NCP's Struggle For Survival
THE WEEK|September 15, 2019
With Pawar past his prime, the NCP’s ideological incoherence and lack of next-generation leadership make it an easy target for the saffron camp.
Dnyanesh Jathar
NCP's Struggle For Survival

Sharad Pawar rarely gets angry at news conferences. But, on August 30, the founding president of the Nationalist Congress Party lost his cool during a media interaction at Srirampur in Ahmednagar district when asked about the decision by senior partyman Padmasinh Patil and his legislator son Rana Jagjitsinh to join the BJP. A visibly upset Pawar asked the journalist to leave and threatened to walk out if he stayed.

The NCP supremo’s anger was understandable. Pawar’s nephew Ajit is married to Patil’s sister. And, Patil had been a Pawar loyalist even before the marriage. He had served as home minister when Pawar headed the Congress government in Maharashtra in the early 1990s. When Pawar launched the NCP in 1999, Patil was one of the first prominent Congress leaders to join him. When Patil once got embroiled in a murder case, Pawar reportedly sought the intervention of the Congress high command to prevail upon the then Union home minister and stop his arrest. No wonder the defection has hit him hard.
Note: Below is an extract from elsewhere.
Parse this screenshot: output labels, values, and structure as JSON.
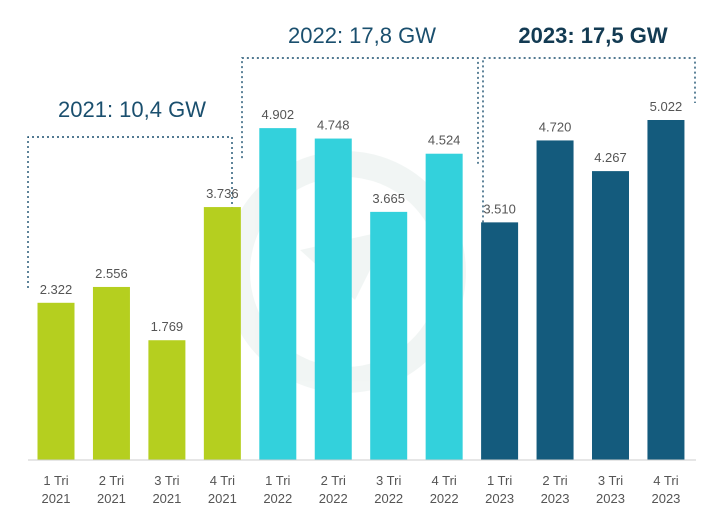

When the Lok Sabha election results were announced in May, the NCP appeared to be in a much better position compared with its ally, the Congress. While the Congress won just one seat, the NCP had managed four, creating an impression that it was in a better shape to fight the BJP-Shiv Sena combine. Recent developments in Maharashtra, however, indicate that the NCP is facing a major crisis, losing cadres and leaders almost on a daily basis. The Patils are the latest in the list, as they joined the BJP on September 1, along with former Kolhapur MP Dhananjay Mahadik, in the presence of Union Home Minister Amit Shah.